Her voice was raw, the sound scraping her throat, each word a shard of glass. But there was no answer, only the hollow echo that mocked her desperation. She was alone, drowning in an ocean of guilt, every wave pulling her further from the shore. Her hands pressed harder against her skull, as if she could push herself into nonexistence.

"It's all my fault, it's all my fault, it's all my fault…"

The words built into a crescendo, a chorus of misery. Each repetition tightened the noose around her sanity, until the room seemed to pulse with her anguish. The deep purple energy swirling around her fed on it, the aura growing darker, more violent. Books, papers, and debris lifted into the air, suspended in the maelstrom of her sorrow. The very earth beneath her seemed to shiver, afraid of the force she was becoming.

"It's all my fault, it's all my fault, it's all my fault…"
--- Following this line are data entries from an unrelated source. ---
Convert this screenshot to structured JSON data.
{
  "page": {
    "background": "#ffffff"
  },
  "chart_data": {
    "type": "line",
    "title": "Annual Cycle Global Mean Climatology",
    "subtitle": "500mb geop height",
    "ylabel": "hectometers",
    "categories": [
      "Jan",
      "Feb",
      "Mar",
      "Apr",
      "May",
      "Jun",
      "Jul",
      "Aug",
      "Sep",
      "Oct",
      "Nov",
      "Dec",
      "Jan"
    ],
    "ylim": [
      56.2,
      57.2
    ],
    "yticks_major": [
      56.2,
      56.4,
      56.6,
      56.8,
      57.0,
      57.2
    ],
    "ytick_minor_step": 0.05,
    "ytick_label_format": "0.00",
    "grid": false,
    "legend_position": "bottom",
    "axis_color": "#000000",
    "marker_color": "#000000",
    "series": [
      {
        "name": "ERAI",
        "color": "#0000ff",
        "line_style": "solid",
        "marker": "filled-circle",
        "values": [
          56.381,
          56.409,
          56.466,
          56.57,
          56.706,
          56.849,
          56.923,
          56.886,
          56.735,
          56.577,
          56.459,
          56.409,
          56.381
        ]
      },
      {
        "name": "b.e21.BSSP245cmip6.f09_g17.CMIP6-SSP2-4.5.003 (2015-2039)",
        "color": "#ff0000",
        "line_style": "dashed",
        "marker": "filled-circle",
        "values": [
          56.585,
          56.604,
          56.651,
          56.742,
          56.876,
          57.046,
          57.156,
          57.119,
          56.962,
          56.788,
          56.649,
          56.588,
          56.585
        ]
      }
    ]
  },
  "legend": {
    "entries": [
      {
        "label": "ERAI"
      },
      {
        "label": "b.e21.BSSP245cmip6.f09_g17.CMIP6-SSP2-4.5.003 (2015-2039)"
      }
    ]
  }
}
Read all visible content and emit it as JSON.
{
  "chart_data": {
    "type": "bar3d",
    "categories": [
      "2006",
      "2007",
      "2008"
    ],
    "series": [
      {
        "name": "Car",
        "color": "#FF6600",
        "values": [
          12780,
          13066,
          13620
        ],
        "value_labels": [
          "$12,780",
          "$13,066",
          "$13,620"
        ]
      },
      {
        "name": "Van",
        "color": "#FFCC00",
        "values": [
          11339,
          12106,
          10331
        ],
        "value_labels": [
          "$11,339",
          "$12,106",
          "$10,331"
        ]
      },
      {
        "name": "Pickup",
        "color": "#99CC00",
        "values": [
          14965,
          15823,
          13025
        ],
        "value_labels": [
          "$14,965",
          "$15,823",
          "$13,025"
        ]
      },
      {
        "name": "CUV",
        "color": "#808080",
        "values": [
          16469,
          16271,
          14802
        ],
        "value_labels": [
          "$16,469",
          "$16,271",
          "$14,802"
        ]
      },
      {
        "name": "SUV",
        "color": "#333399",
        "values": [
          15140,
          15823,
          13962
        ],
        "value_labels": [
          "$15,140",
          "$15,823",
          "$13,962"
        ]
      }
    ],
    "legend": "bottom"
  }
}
Somewhere, beneath the layers of despair, Amanda could feel the power growing. It coiled around her like a serpent, each loop a reminder of her pain. It would be so easy to let go, to fall deeper into the darkness, to become the monster her mind painted her as. She deserved it. She deserved every lash of guilt, every phantom wound, every bitter memory. She deserved to hurt.

"IT'S ALL MY FAULT!"

Her scream shattered the stillness, a sonic blade that cut through the empty halls. The energy around her responded, a living thing that lashed out, sending a gust of force through the ruined room. Shards of glass and stone whipped around her, a storm born of her grief. Her aura pulsed, a heartbeat of violet light, each throb pulling more of her power to the surface.

And in the distance, Lirael felt it.

The Witch of Despair stood amidst the chaos of her own battle, her pale skin glowing under the stormy sky, her silver eyes reflecting the swirling void. Her arms, now twisted into whip-like blades, moved with wild abandon, each swing carving lines of black and purple lightning through the air. She could taste Amanda's despair, sweet and potent, a vintage aged in tragedy.

"Yesssss," Lirael hissed, her voice a silken thread woven with malice. "Fall more into despair and blame yourself. It's all going according to my plan~."

She raised her blade-arms high, the jagged edges catching the dim light. Her laughter cut through the battlefield, a sharp, brittle sound that seemed to flake off into the wind.

"Let's go, occult specialist! Let's see the clash of witchcraft and eldritch!"

Her voice was a challenge, a dare thrown into the void, but beneath the bravado lay a predator's patience. She did not need to win this battle with strength—her victory lay elsewhere, in the dark corners of Amanda's mind, where the real war was being fought.

And as Amanda lay on the cold, broken floor, her tears soaking into the dust, her power continued to grow, fueled by the very lie that Lirael had planted. A lie that had become her truth. A truth that might very well consume her—and everyone else.